À voir / à lire / à écouter :

🎧 J’écoute très peu de podcast mais j’ai commencé à rattraper You must remember this. C’est vraiment génial, super bien écrit et raconté par Karina Longworth. Ça parle d’histoires d’Hollywood, souvent par un prisme politique et/ou social. J’ai évidemment commencé par l’épisode sur Barbra Streisand et sa version pas géniale de A Star is Born et j’ai continué avec un bon nombre d’épisodes sur Audrey Hepburn, Grace Kelly… À découvrir si vous aimez le cinéma, que vous comprenez l’anglais et que vous ne connaissez pas encore ce podcast !

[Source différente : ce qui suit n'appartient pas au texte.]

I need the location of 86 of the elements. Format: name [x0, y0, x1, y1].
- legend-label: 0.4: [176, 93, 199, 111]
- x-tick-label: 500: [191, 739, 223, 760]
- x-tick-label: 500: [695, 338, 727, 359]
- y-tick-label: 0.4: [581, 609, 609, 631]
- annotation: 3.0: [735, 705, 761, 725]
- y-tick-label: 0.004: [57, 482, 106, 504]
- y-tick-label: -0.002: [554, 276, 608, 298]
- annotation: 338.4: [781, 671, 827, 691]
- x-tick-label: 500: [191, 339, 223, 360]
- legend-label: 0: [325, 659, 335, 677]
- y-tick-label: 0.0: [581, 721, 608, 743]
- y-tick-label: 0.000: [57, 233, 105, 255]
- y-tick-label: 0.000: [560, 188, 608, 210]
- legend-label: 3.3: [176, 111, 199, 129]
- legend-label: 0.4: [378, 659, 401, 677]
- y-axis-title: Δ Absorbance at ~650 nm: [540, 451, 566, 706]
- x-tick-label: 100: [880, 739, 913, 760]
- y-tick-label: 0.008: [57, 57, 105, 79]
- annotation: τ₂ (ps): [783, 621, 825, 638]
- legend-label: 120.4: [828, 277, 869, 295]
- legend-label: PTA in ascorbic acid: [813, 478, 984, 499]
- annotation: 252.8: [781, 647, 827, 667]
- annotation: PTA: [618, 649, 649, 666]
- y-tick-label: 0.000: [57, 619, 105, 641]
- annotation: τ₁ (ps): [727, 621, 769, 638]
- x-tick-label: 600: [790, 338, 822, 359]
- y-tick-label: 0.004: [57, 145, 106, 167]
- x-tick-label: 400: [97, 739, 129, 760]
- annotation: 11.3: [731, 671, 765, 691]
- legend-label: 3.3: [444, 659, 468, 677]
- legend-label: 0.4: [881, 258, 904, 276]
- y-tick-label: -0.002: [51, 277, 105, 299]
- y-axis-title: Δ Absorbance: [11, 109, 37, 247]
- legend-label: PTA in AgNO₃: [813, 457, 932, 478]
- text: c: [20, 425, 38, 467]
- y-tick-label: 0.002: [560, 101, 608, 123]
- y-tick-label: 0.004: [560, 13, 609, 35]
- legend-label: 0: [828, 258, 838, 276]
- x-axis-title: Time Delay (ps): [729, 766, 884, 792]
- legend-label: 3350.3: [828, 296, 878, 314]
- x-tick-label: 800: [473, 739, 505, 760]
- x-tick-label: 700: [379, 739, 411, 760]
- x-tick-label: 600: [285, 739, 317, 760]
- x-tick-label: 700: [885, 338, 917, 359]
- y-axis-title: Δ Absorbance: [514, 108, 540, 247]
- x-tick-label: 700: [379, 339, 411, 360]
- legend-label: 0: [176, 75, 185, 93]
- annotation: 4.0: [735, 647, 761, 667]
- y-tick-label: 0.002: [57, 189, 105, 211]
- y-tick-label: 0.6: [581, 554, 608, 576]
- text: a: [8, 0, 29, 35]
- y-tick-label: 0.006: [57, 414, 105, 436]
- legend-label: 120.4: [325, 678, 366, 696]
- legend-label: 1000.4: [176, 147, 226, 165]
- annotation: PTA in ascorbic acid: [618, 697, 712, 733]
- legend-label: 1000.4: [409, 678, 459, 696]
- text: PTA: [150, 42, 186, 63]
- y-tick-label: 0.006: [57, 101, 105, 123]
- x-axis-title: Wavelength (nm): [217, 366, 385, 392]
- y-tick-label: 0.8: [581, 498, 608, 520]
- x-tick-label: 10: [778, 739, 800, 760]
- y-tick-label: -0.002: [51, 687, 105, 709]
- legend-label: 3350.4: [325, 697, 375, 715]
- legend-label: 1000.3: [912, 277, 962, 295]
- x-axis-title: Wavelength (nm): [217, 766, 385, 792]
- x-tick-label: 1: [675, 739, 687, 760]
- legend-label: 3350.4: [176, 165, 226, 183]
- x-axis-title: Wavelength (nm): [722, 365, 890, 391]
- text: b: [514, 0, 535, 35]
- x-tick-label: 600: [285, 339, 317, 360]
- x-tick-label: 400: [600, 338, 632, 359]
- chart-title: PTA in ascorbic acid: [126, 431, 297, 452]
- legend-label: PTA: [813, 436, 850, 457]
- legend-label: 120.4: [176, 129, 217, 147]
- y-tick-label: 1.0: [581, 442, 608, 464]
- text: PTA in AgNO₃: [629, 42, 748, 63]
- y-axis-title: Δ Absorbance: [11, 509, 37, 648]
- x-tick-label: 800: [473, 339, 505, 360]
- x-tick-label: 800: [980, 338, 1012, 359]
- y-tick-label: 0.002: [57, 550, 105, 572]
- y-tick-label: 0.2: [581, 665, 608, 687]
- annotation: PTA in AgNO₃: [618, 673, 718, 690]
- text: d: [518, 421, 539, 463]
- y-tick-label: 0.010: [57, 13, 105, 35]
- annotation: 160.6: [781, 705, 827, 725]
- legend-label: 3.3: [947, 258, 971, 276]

🎥 J’ai été super intéressée par le documentaire sur les sœurs Nardal (le docu se concentre surtout sur Paulette), Les oubliées de la négritude, qui raconte la manière dont elles ont été effacées par l’histoire et par les hommes. J’ai aussi appris beaucoup de choses sur le mouvement antiraciste dans le Paris des années 20 (c’était un bon complément à la visite du Paris noir menée par Kévi Donat, que j’ai pu faire il y a quelques années et qui est vraiment super). Un docu de Léa Mormin-Chauvac et Marie-Christine Gambart à voir ici ! (et vous pouvez compléter par l’article de Laura Nsafou sur son blog Mrs Roots)

🎬 J’ai beaucoup aimé Women Talking, le film de Sarah Polley adapté du roman de Miriam Toews, mais j’ai été assez surprise par la photographie. Si vous êtes comme moi je vous conseille cet article d’Anaïs Bordages qui a interrogé Luc Montpellier, directeur de la photo sur le film.

🥕 Parmi le peu de podcasts que j’écoute il y a Comme un poisson dans l’eau qui parle d’antispécisme. Je vous recommande fortement l’interview avec la sociologue Sylvie Tissot qui explique pourquoi les “bobos” ne sont qu’une construction médiatique. Ça s’écoute ici !

📚 Stéphanie des micro-éditions Café Internet m’a envoyé son premier “bouquet de pamphlet”, des petits zines très beaux et super bien écrits qui explorent différent formats (prose et poésie). Ils sont disponibles ici en format papier ou en PDF gratuitement.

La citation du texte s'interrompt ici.